Of course no Samuel Beckett play should be taken literally. The 1969 Nobel laureate, author of such classics as Waiting for Godot and Endgame, viewed the human condition with a kind of comic nihilism that has no appeal for many audiences (my long-suffering spouse included). I remember hearing, though, that a traveling production of Godot, in which two tramps bicker while waiting fruitlessly for an important figure who never arrives, was greeted with awed attention at one performance. These particular playgoers were prison inmates, and they knew exactly the mangled emotions—and the feeling of endless, pointless waiting--that Beckett was trying to project.

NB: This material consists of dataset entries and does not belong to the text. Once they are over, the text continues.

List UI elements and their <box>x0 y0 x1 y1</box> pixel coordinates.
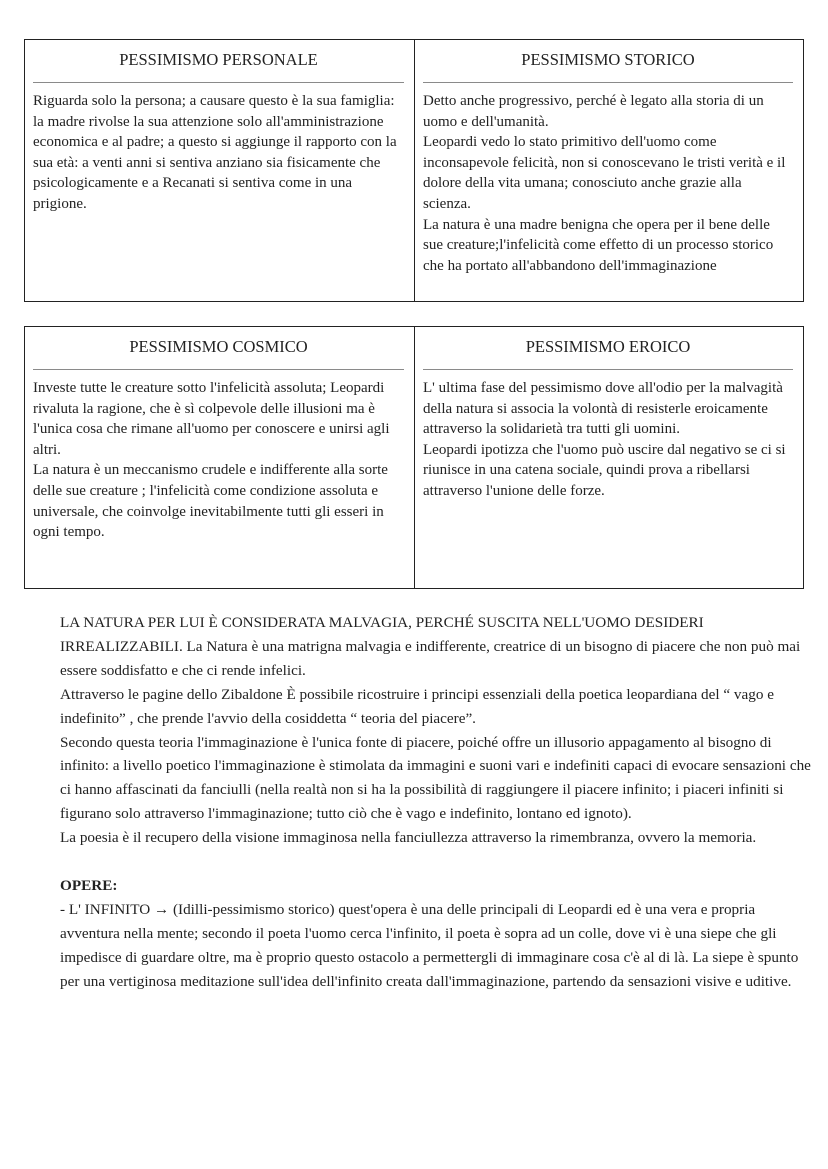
cell-pessimismo-eroico <box>414 327 803 588</box>
cell-pessimismo-cosmico <box>25 327 414 588</box>
cell-title: PESSIMISMO COSMICO <box>129 337 308 356</box>
table-top <box>24 39 804 302</box>
work-entry: - L' INFINITO → (Idilli-pessimismo storico) quest'opera è una delle principali di Leopardi ed è una vera e propria avventura nella mente; secondo il poeta l'uomo cerca l'infinito, il poeta è sopra ad un colle, dove vi è una siepe che gli impedisce di guardare oltre, ma è proprio questo ostacolo a permettergli di immaginare cosa c'è al di là. La siepe è spunto per una vertiginosa meditazione sull'idea dell'infinito creata dall'immaginazione, partendo da sensazioni visive e uditive. <box>60 900 799 990</box>
cell-title: PESSIMISMO EROICO <box>525 337 691 356</box>
cell-pessimismo-storico <box>414 40 803 301</box>
cell-paragraph: L' ultima fase del pessimismo dove all'odio per la malvagità della natura si associa la volontà di resisterle eroicamente attraverso la solidarietà tra tutti gli uomini. <box>423 380 783 438</box>
body-paragraph: La poesia è il recupero della visione immaginosa nella fanciullezza attraverso la rimembranza, ovvero la memoria. <box>60 829 757 847</box>
cell-title: PESSIMISMO STORICO <box>521 50 695 69</box>
cell-paragraph: Investe tutte le creature sotto l'infelicità assoluta; Leopardi rivaluta la ragione, che è sì colpevole delle illusioni ma è l'unica cosa che rimane all'uomo per conoscere e unirsi agli altri. <box>33 380 390 458</box>
body-text <box>60 611 814 994</box>
body-paragraph: LA NATURA PER LUI È CONSIDERATA MALVAGIA, PERCHÉ SUSCITA NELL'UOMO DESIDERI IRREALIZZABILI. La Natura è una matrigna malvagia e indifferente, creatrice di un bisogno di piacere che non può mai essere soddisfatto e che ci rende infelici. <box>60 614 801 679</box>
cell-body <box>423 91 793 276</box>
works-heading: OPERE: <box>60 877 118 895</box>
cell-paragraph: La natura è una madre benigna che opera per il bene delle sue creature;l'infelicità come effetto di un processo storico che ha portato all'abbandono dell'immaginazione <box>423 216 774 274</box>
cell-body <box>423 378 793 502</box>
divider <box>33 82 404 83</box>
divider <box>33 369 404 370</box>
cell-pessimismo-personale <box>25 40 414 301</box>
divider <box>423 82 793 83</box>
table-bottom <box>24 326 804 589</box>
body-paragraph: Attraverso le pagine dello Zibaldone È possibile ricostruire i principi essenziali della poetica leopardiana del “ vago e indefinito” , che prende l'avvio della cosiddetta “ teoria del piacere”. <box>60 685 774 727</box>
cell-paragraph: Detto anche progressivo, perché è legato alla storia di un uomo e dell'umanità. <box>423 93 764 130</box>
body-paragraph: Secondo questa teoria l'immaginazione è l'unica fonte di piacere, poiché offre un illusorio appagamento al bisogno di infinito: a livello poetico l'immaginazione è stimolata da immagini e suoni vari e indefiniti capaci di evocare sensazioni che ci hanno affascinati da fanciulli (nella realtà non si ha la possibilità di raggiungere il piacere infinito; i piaceri infiniti si figurano solo attraverso l'immaginazione; tutto ciò che è vago e indefinito, lontano ed ignoto). <box>60 733 811 823</box>
cell-paragraph: Leopardi ipotizza che l'uomo può uscire dal negativo se ci si riunisce in una catena sociale, quindi prova a ribellarsi attraverso l'unione delle forze. <box>423 441 786 499</box>
cell-body <box>33 91 404 215</box>
cell-body <box>33 378 404 543</box>
divider <box>423 369 793 370</box>
cell-title: PESSIMISMO PERSONALE <box>119 50 318 69</box>
spacer <box>60 850 814 874</box>
cell-paragraph: La natura è un meccanismo crudele e indifferente alla sorte delle sue creature ; l'infelicità come condizione assoluta e universale, che coinvolge inevitabilmente tutti gli esseri in ogni tempo. <box>33 462 388 541</box>
cell-paragraph: Riguarda solo la persona; a causare questo è la sua famiglia: la madre rivolse la sua attenzione solo all'amministrazione economica e al padre; a questo si aggiunge il rapporto con la sua età: a venti anni si sentiva anziano sia fisicamente che psicologicamente e a Recanati si sentiva come in una prigione. <box>33 93 397 212</box>
cell-paragraph: Leopardi vedo lo stato primitivo dell'uomo come inconsapevole felicità, non si conoscevano le tristi verità e il dolore della vita umana; conosciuto anche grazie alla scienza. <box>423 134 786 212</box>
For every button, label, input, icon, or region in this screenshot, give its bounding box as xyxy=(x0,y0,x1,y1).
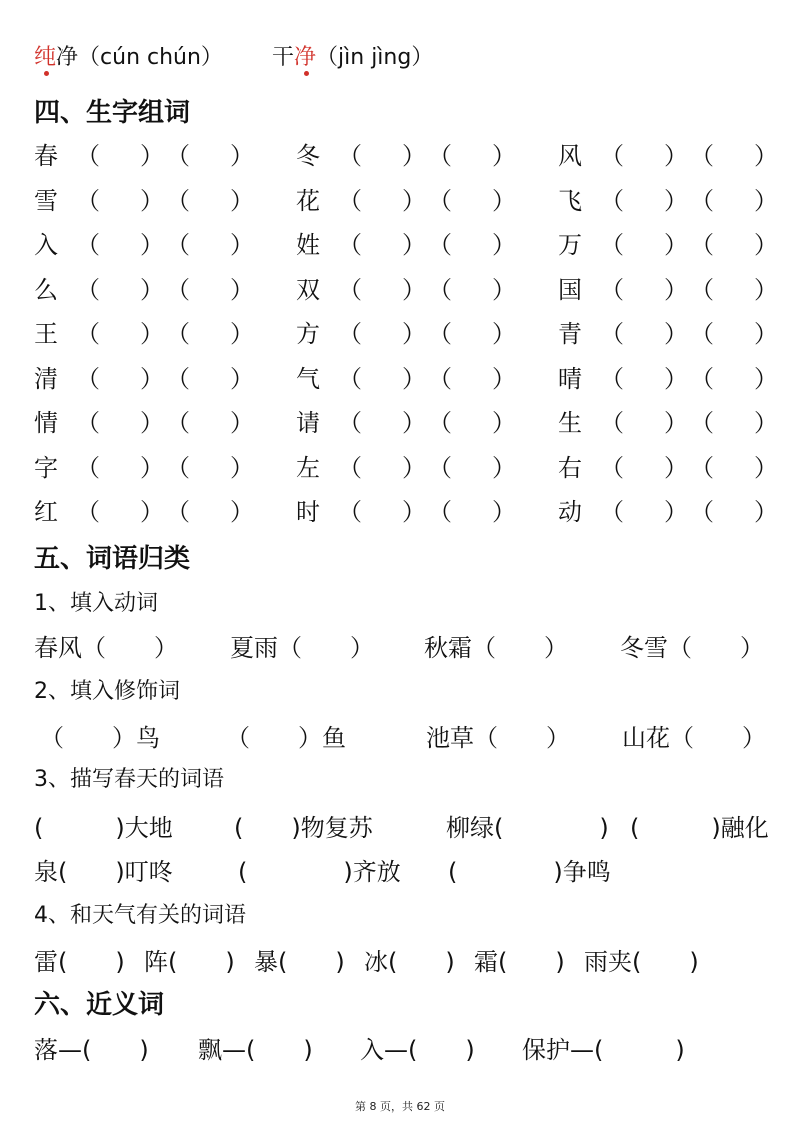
blank-open-paren: （ xyxy=(166,453,190,482)
q3-item: ( )物复苏 xyxy=(234,814,373,842)
blank-close-paren: ） xyxy=(754,453,778,482)
blank-open-paren: （ xyxy=(428,364,452,393)
blank-close-paren: ） xyxy=(402,498,426,526)
blank-close-paren: ） xyxy=(492,320,516,348)
pinyin-options: （cún chún） xyxy=(78,45,223,70)
blank-close-paren: ） xyxy=(664,142,688,170)
blank-open-paren: （ xyxy=(166,275,190,304)
character: 气 xyxy=(296,364,320,393)
character: 冬 xyxy=(296,142,320,170)
blank-close-paren: ） xyxy=(754,231,778,259)
q4-item: 霜( ) xyxy=(474,948,565,976)
blank-close-paren: ） xyxy=(664,364,688,393)
blank-close-paren: ） xyxy=(664,409,688,437)
character: 时 xyxy=(296,498,320,526)
character: 风 xyxy=(558,142,582,170)
highlight-char: 纯 xyxy=(34,45,57,70)
blank-open-paren: （ xyxy=(166,498,190,526)
blank-open-paren: （ xyxy=(76,186,100,215)
blank-close-paren: ） xyxy=(230,364,254,393)
blank-open-paren: （ xyxy=(338,320,362,348)
blank-close-paren: ） xyxy=(140,409,164,437)
q2-item: （ ）鱼 xyxy=(226,724,346,752)
blank-close-paren: ） xyxy=(140,453,164,482)
blank-open-paren: （ xyxy=(76,275,100,304)
character: 青 xyxy=(558,320,582,348)
character: 情 xyxy=(34,409,58,437)
q3-item: ( )大地 xyxy=(34,814,173,842)
character: 生 xyxy=(558,409,582,437)
character: 么 xyxy=(34,275,58,304)
synonym-item: 飘—( ) xyxy=(198,1036,313,1064)
blank-close-paren: ） xyxy=(664,231,688,259)
character: 春 xyxy=(34,142,58,170)
blank-open-paren: （ xyxy=(428,275,452,304)
q1-title: 1、填入动词 xyxy=(34,591,158,616)
blank-close-paren: ） xyxy=(230,142,254,170)
blank-close-paren: ） xyxy=(140,364,164,393)
highlight-char: 净 xyxy=(294,45,317,70)
blank-open-paren: （ xyxy=(690,186,714,215)
blank-open-paren: （ xyxy=(166,186,190,215)
q4-item: 冰( ) xyxy=(364,948,455,976)
synonym-item: 入—( ) xyxy=(360,1036,475,1064)
blank-close-paren: ） xyxy=(754,409,778,437)
blank-close-paren: ） xyxy=(664,186,688,215)
blank-close-paren: ） xyxy=(754,498,778,526)
blank-open-paren: （ xyxy=(338,409,362,437)
blank-open-paren: （ xyxy=(690,364,714,393)
q3-item: 泉( )叮咚 xyxy=(34,858,173,886)
q4-item: 阵( ) xyxy=(144,948,235,976)
q4-item: 雨夹( ) xyxy=(584,948,699,976)
blank-open-paren: （ xyxy=(166,231,190,259)
q1-item: 冬雪（ ） xyxy=(620,634,764,662)
q3-title: 3、描写春天的词语 xyxy=(34,767,224,792)
blank-open-paren: （ xyxy=(76,364,100,393)
synonym-item: 落—( ) xyxy=(34,1036,149,1064)
blank-open-paren: （ xyxy=(428,320,452,348)
character: 飞 xyxy=(558,186,582,215)
blank-open-paren: （ xyxy=(690,142,714,170)
blank-close-paren: ） xyxy=(140,320,164,348)
blank-open-paren: （ xyxy=(76,231,100,259)
blank-close-paren: ） xyxy=(230,409,254,437)
blank-close-paren: ） xyxy=(492,275,516,304)
blank-open-paren: （ xyxy=(76,409,100,437)
blank-open-paren: （ xyxy=(166,320,190,348)
blank-open-paren: （ xyxy=(166,409,190,437)
blank-close-paren: ） xyxy=(754,186,778,215)
synonym-item: 保护—( ) xyxy=(522,1036,685,1064)
blank-close-paren: ） xyxy=(230,231,254,259)
pinyin-options: （jìn jìng） xyxy=(316,45,434,70)
blank-close-paren: ） xyxy=(492,498,516,526)
blank-open-paren: （ xyxy=(690,231,714,259)
blank-open-paren: （ xyxy=(428,231,452,259)
blank-close-paren: ） xyxy=(492,186,516,215)
blank-open-paren: （ xyxy=(600,498,624,526)
blank-open-paren: （ xyxy=(600,409,624,437)
blank-open-paren: （ xyxy=(338,498,362,526)
blank-open-paren: （ xyxy=(690,275,714,304)
blank-close-paren: ） xyxy=(140,498,164,526)
blank-close-paren: ） xyxy=(230,186,254,215)
blank-open-paren: （ xyxy=(600,186,624,215)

Always one to experiment, Beckett sometimes revealed in his plays a strong interest in human interaction with machines. Though he died long before the Age of the Internet, he liked to keep abreast of technological advances. A notable example is 1958’s Krapp’s Last Tape, a short play in which a single character, a man in his sixties, interacts with tapes of his own voice recorded thirty years earlier. And, unlikely as it may seem, Beckett also aspired to direct films, racking up 12 credits for staging short works for the camera. He made his first movie, simply called “Film,” in 1965, with the great Buster Keaton in the silent central role. I’ve heard that Keaton had no idea what the filmmaker was after, but he knew how to take direction, and the result is mesmerizing. In the seventeen minute black-&-white film, Keaton is seen almost entirely from the rear, enveloped in a heavy black coat, his trademark porkpie hat planted firmly on his head. He scuttles down a wintry urban street as if pursued, and enters his shabby flat where whatever it is he fears still seems to be coming after him. A sense of doom infuses every frame, and Keaton’s mastery of his physical self allows us to share the dread he’s feeling., though an interlude involving two cats is extremely funny. Tension builds, until finally the impending horror stands revealed. But maybe you’d better see it for yourself.